About 61% of the population uses computers outside home and school. If there is no relationship between having a computer at home and use of a computer elsewhere, you would find about 61% of the people using a computer elsewhere – for the population who have a computer at home, the figure is 60% (okay, 59.8%). But wait a minute! That 61% was based on a population comprised overwhelmingly of that group, people with computers at home.
What if we took a stratified random sample where we had equal samples of students with and without computers at home? Would our cell chi-square values be about the same for the two groups? Yes, yes, they would. Check back tomorrow for proof.
This doesn’t mean cell chi-square values are useless or should not be intepreted, by the way. It just means that in some cases where you have a very unequal distribution, you can be misled if you are not careful.
The code for doing these analyses is below, by the way.

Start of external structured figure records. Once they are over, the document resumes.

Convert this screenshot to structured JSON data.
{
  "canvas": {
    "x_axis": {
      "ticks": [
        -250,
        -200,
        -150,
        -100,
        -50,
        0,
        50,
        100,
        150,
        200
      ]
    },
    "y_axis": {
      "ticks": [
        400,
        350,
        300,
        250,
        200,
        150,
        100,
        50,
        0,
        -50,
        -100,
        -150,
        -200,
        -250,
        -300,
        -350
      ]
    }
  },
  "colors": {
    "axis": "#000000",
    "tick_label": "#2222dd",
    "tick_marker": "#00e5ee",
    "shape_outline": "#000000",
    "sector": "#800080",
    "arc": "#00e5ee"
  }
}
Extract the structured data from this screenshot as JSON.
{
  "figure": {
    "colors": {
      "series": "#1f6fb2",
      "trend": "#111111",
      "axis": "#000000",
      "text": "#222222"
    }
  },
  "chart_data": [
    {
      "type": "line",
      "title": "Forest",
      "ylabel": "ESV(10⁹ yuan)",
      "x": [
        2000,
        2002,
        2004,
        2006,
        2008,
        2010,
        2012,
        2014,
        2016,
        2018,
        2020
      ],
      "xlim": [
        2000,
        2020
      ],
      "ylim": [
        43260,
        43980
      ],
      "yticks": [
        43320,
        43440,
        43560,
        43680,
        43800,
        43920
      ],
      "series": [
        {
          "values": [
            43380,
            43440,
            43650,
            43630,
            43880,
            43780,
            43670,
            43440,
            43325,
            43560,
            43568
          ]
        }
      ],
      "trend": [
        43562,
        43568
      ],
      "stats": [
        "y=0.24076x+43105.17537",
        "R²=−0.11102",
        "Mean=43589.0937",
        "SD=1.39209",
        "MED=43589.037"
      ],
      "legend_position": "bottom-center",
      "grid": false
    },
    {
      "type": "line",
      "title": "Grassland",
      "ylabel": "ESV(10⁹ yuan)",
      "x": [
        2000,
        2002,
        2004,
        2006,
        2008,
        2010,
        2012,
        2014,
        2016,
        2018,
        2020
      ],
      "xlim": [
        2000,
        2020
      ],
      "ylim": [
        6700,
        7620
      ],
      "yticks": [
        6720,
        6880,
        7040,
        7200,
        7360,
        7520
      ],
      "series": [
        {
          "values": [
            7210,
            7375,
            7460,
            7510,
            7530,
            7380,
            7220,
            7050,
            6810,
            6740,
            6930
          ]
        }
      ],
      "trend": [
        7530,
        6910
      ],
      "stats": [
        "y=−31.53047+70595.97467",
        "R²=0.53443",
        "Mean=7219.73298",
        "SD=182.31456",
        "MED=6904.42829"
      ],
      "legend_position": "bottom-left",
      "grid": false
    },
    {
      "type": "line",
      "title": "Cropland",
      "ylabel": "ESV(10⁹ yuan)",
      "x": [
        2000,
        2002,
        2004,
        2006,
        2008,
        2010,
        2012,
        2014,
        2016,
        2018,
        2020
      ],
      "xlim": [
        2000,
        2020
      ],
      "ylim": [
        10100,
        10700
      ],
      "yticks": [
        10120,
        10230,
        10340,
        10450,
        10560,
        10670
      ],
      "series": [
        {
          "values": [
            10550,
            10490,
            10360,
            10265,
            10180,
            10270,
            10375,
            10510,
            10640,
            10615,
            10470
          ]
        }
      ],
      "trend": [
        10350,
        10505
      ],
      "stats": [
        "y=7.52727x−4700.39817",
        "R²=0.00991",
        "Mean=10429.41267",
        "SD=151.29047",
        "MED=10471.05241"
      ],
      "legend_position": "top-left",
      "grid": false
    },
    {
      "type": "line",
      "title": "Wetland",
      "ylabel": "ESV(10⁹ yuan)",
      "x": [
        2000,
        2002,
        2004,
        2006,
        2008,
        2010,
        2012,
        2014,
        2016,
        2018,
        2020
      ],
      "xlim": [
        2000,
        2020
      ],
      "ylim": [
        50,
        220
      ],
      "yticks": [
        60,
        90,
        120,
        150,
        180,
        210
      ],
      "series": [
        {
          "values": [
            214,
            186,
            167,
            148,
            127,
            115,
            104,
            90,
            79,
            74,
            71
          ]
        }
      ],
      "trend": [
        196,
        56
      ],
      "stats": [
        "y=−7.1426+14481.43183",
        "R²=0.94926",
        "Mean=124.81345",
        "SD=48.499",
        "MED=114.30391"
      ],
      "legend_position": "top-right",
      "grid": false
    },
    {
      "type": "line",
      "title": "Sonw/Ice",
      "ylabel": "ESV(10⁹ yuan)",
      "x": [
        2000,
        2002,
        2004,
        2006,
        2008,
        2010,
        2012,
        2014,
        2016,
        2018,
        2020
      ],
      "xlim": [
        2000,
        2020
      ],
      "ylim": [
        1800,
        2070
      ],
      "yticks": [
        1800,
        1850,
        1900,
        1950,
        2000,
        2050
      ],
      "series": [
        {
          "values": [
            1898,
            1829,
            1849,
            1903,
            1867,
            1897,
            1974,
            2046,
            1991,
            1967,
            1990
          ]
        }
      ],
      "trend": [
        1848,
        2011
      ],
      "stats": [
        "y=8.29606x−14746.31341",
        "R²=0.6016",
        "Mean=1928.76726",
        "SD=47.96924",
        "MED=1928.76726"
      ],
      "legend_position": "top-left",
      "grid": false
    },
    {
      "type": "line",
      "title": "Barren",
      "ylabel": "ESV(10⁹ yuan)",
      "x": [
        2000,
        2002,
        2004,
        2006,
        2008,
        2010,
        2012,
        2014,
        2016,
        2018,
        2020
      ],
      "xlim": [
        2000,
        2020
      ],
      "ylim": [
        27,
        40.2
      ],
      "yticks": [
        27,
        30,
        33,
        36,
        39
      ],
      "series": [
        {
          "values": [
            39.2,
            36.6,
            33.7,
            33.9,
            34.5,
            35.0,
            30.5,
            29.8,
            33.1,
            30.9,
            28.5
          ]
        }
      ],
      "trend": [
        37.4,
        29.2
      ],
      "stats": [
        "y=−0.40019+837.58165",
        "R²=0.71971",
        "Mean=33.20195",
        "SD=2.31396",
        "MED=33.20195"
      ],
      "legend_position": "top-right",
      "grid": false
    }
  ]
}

The first statement creates the Html page and uses the brown style, because I like brown.
The second statement invokes the SAS FREQ procedure.
The first TABLES statement just does the cross-tabulation between the two variables for using computers elsewhere and at home.
The second TABLES statement does a cross-tabulation of the variable for using computers elsewhere ( BS4GCELS) with using computers at home (BS4GCHOM) and at school ( BS4GCSch) . The options at the end of that statement request a chi-square and cell chi-square.
ods html file = "C:\TIMSS\sasout\chisq.html" style = brown ;
proc freq data = lib.student_int ;
tables Bs4GCels* BS4GCHOM ;
tables BS4GCELS* (BS4GCHOM BS4GCSch) / chisq cellchi2 ;
ods html close ;